Their insights are not world-shattering: I kind of already knew that to secure cheap travel I had to book my tickets well in advance, and that if you want to be more efficient at work, it's a good idea to prioritise; the fact that Ferriss also tells me a jolly story of how he won the gold medal at the Chinese kickboxing national championships is not in itself enough to produce a feeling of Damascene revelation.
Similarly, although I'm attracted to his notion that I should release myself from the empty promises of a "deferred life-plan", distribute a series of "mini-retirements" throughout my life and thereby join the "New Rich", I might wait for a more favourable economic climate before I trot along to my boss' office to suggest we hold a staff meeting along precisely those lines.
Much of what Ferriss - and the others on whom we so readily confer guru status - proposes is common sense, although I reserve judgment on the suggestion that eating 700g of ribeye steak and/or taking a cold bath will grant me a sound night's sleep.

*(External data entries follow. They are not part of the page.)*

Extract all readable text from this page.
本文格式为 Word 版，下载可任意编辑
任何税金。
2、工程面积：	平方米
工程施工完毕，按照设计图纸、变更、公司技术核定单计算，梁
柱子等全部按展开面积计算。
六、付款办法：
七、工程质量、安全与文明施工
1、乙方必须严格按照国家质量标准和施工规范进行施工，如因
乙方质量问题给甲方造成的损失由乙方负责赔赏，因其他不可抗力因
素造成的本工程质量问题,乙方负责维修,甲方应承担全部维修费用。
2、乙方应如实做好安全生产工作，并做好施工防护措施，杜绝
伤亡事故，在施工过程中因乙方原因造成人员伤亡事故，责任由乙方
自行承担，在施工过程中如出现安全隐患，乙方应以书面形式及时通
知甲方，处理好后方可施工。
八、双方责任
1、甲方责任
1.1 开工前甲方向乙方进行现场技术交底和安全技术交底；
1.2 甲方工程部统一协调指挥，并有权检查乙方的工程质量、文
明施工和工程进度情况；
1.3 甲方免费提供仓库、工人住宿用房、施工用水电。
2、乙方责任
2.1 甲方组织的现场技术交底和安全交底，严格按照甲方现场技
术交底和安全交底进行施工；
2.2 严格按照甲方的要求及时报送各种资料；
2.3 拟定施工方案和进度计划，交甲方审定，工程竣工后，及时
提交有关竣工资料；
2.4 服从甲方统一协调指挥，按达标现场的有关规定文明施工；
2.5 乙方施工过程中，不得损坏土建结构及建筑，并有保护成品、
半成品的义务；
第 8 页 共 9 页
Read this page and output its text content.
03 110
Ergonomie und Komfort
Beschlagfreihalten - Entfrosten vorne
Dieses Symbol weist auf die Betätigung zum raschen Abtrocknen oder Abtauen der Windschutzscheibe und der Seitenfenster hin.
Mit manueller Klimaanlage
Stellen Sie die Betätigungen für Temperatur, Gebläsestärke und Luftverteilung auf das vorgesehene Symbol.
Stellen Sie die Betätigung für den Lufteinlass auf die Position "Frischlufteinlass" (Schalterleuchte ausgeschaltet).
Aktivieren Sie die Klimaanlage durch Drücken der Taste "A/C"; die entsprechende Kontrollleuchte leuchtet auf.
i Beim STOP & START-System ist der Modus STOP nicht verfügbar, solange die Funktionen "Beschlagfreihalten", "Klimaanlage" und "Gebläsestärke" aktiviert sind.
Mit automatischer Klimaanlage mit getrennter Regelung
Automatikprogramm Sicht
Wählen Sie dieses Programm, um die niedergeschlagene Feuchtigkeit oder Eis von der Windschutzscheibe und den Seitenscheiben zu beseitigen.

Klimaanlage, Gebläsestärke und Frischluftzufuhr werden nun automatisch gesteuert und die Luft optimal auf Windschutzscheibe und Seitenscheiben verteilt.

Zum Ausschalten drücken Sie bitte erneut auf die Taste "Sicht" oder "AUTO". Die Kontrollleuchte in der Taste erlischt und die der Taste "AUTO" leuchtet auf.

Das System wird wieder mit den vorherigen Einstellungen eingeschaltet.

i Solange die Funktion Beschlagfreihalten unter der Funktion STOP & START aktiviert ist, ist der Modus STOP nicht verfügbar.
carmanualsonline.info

The secret of these latter-day saints' phenomenal success must therefore be that we simply do not trust ourselves or those close to us to administer the hard word more directly. In the more measurable arenas of life - DIY, say, or baking - one can easily see how instructional books make good the declining practice of skills being handed down from generation to generation.
But personal development? Do as you would be done by, work hard, make sure your outgoings don't exceed your earnings, don't go out in dirty underwear in case you have an accident and eat an apple a day don't really cut it, publishing sensation-wise.
Shame, because I think I would have quite taken to the life of a guru. Perhaps on the next go-round, once we've hit on the 10-point plan that does away with pesky death altogether.
Now that really would get Amazon going.